CIDOT: Who is Airport Coordination Limited and what do they do?
Airport Coordination Limited (ACL) is based in the UK and manages the scheduled facilitation of approximately 46 airports globally. Their portfolio ranges from the world’s busiest airports, Heathrow, Gatwick and Dubai and smaller airports similar to Grand Cayman that have the same type of operation including Dublin, Riga and all the airports in New Zealand. They coordinate 3.9 million flights carrying over 600 million passengers. As you can see, they are the global leaders regarding schedule facilitation.
CIDOT: What is the process like for an airline from submission to approval?

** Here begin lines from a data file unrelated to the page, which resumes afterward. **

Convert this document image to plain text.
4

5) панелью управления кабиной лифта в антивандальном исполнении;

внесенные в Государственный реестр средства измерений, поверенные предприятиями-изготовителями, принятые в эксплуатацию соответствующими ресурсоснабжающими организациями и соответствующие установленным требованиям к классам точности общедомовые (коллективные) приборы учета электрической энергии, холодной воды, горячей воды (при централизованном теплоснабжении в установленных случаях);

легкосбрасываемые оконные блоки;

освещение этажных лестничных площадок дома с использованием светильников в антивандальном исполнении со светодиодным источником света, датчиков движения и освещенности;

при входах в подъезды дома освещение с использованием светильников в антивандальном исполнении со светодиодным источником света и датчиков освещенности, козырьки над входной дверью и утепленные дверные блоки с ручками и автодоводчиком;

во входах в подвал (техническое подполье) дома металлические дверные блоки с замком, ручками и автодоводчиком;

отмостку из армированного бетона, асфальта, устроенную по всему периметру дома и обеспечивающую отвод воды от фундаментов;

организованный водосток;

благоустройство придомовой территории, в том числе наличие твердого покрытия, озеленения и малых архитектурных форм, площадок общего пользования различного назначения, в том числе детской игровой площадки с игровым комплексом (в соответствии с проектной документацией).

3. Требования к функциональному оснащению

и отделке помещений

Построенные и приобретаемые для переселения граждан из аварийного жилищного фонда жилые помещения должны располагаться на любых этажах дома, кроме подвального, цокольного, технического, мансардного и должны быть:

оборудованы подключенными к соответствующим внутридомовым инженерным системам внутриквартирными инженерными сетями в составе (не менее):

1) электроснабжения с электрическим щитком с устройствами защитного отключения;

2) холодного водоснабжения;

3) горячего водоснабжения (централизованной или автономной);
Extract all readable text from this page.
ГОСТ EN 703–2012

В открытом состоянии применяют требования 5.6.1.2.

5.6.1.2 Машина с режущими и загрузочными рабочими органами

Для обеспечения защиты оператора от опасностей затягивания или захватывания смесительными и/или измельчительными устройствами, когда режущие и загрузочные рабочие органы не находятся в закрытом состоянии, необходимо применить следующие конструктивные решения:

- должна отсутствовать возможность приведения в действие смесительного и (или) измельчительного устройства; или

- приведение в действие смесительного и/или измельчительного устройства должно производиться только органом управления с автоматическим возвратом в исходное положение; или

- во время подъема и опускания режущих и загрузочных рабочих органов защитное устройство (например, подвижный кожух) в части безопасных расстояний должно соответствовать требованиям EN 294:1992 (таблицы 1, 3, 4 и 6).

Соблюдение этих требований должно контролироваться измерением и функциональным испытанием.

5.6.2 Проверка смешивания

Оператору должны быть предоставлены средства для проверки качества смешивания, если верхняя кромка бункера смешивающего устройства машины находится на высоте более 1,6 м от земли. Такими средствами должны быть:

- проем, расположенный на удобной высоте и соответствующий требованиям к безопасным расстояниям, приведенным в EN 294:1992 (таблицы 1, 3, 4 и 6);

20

Schedules are required to be submitted six months in advance to enable the schedules to be facilitated for the forthcoming season. For instance, ACL are already working on the summer 2022 season—the schedule and the forecast shows demand as high as the winter season 2019.

Flights can be further submitted or adjusted by airlines and private operators at any time by email direct to ACL in a specific format or online through the online coordination system which gives an instant approval if the slot is available. If the slot is not available, it will give alternative times. This can be anything between 5 minutes to one hour.
CIDOT: How will this help us with reopening and safely welcoming back visitors?
We are really looking forward to accepting more visitors and the work ACL have completed so far is already seeing the benefit. They have a very good relationship with the airline network teams who have great experience in scheduling at the 300 plus global airports that have various levels of facilitation. As a result, the schedules submitted for the winter 2021 season have already, in some cases, been adjusted to ensure they do not breach our capacity constraints. This enables us to have a smoother and safe operation making us the benchmark for other airports in the Caribbean and allowing us to provide our guests with a world-class airport experience.